I’ve found that the middle of most of my days race by with endless details, meetings, faces, and tasks in a blur. To date, all my resolutions to carve out time to actually read or reflect or pray anything longer than ‘God, help!’ have failed. My apparently clean desk is a studied sham. Behind it on the floor, beside it near the radiator, and across the room in the closet are piles of paper that mark my real failure to deal with what arrives daily by post, by email, and or congregational courier.
One of my pastoral heroes, when he was my age, scheduled appointments with the likes of Tolstoy and Melville and Milton. Without shirking his duties to preach and pray and spend time with people, he managed through these weekly appointments he worked his way through hundreds of years of great literature. And when ecclesiastical salesmen or urgent trivia pressed in, demanding a meeting, he would apologize and say he already had an appointment at 9 a.m. on Thursday. Since it is not polite to ask a pastor with whom he is meeting at 9 a.m. on Thursday, he never needed to explain that his 9 a.m. was with Fyodor Dostoevsky or John Donne or Flannery O’Connor.
I have nearly all their books on the shelf near my desk as a distinguished backdrop for my frantic paperwork and backlog of meetings, but in fifteen years not one of those authors has received a standing appointment in my week. My ever more sophisticated technology for time management has merely moderated the urgent.

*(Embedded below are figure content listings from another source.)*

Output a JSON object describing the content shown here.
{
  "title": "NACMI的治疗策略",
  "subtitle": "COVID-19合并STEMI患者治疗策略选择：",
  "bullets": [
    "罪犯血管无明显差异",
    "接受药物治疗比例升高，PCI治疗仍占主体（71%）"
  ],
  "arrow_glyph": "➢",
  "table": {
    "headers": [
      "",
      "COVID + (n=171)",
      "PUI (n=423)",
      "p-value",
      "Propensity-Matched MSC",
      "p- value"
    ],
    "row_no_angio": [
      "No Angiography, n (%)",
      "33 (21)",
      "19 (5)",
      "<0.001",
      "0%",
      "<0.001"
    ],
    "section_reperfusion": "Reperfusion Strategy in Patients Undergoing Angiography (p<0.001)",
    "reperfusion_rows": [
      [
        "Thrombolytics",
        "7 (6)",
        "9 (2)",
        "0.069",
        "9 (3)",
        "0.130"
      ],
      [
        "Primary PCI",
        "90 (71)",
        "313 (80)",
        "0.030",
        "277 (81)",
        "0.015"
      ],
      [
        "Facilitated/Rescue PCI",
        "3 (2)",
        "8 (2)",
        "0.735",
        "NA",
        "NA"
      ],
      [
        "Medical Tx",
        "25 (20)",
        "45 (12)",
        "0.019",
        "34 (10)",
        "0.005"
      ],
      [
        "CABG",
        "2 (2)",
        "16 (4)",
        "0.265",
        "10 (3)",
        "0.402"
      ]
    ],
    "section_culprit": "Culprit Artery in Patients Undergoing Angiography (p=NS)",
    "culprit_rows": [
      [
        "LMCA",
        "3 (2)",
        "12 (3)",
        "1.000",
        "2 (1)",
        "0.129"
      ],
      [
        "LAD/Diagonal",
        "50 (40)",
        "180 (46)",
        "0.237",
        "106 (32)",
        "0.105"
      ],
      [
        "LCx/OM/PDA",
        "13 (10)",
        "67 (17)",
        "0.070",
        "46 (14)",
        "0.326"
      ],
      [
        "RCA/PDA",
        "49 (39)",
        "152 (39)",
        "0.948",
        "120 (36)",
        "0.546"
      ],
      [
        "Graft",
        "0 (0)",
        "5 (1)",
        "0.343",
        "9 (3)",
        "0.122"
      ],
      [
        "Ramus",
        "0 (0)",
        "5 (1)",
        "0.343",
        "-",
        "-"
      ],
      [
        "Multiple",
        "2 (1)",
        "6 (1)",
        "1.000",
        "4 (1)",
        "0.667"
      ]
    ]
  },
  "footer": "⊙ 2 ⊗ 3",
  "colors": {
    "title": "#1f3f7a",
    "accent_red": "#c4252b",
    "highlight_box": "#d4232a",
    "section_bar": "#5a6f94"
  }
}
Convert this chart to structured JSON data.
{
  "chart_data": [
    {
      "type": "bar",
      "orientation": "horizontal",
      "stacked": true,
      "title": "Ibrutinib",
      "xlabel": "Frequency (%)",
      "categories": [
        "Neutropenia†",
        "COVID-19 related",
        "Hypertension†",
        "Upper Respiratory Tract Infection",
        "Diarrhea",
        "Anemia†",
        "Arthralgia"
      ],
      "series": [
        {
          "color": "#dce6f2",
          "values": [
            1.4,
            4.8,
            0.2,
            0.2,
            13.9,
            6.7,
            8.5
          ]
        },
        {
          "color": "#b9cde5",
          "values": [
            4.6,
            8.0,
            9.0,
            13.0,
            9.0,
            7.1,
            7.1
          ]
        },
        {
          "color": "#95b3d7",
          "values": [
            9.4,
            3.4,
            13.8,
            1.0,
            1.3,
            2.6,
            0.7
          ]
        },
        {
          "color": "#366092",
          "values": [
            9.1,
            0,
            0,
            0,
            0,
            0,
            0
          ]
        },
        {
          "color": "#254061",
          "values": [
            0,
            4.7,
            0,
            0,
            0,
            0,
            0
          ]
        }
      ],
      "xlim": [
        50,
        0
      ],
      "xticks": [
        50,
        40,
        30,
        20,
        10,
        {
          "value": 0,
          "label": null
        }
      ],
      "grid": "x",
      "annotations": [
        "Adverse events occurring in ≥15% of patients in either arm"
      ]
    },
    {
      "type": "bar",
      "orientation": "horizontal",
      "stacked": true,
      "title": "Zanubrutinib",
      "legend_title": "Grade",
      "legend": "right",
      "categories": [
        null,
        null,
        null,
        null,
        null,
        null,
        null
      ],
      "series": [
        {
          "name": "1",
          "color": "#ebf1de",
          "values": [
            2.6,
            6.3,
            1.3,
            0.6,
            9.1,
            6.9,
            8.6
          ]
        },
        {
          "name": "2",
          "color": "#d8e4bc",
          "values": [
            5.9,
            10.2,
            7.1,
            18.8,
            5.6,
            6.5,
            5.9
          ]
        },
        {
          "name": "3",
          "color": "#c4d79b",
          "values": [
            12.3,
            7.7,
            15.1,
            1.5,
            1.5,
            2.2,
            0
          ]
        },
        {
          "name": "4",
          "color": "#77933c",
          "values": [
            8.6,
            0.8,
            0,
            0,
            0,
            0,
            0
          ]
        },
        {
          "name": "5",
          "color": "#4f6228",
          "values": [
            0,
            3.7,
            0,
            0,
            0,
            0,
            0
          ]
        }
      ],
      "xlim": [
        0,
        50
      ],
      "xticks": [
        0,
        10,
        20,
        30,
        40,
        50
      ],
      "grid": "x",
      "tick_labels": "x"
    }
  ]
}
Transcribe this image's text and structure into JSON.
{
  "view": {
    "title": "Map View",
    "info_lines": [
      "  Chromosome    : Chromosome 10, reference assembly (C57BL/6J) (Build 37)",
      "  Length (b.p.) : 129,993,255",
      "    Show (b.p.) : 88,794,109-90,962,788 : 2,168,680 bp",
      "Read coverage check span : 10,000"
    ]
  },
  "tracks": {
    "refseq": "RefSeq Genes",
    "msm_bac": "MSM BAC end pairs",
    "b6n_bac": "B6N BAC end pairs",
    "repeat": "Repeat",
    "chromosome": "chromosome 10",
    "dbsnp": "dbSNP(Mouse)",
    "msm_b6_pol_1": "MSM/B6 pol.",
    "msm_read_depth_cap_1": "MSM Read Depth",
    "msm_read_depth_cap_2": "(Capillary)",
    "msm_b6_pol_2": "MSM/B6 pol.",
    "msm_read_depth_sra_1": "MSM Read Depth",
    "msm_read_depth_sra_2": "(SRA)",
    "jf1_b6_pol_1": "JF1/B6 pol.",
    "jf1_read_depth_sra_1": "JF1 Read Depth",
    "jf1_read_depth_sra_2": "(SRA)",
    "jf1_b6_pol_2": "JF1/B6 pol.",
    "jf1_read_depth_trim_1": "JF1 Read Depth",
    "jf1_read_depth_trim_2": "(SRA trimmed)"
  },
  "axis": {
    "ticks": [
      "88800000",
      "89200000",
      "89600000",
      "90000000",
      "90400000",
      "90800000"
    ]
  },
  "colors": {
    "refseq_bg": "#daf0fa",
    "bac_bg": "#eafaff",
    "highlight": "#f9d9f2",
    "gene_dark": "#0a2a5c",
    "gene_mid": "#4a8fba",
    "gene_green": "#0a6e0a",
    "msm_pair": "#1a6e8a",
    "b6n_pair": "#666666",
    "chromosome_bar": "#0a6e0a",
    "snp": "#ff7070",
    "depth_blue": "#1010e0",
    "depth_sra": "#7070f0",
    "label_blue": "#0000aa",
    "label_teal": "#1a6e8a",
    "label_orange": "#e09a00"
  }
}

The exception has been people. I have made time for people and that I wouldn’t change. Where two or three are gathered, God does show up and for a moment the blur of triage and management comes into focus around one fearfully and wonderfully made. I love that.
Yet now I wonder if I haven’t even shortchanged them by failing to also carving out time for King David and Saint Paul. And not just David and Paul, but also Shakespeare and MFK Fisher and John McPhee.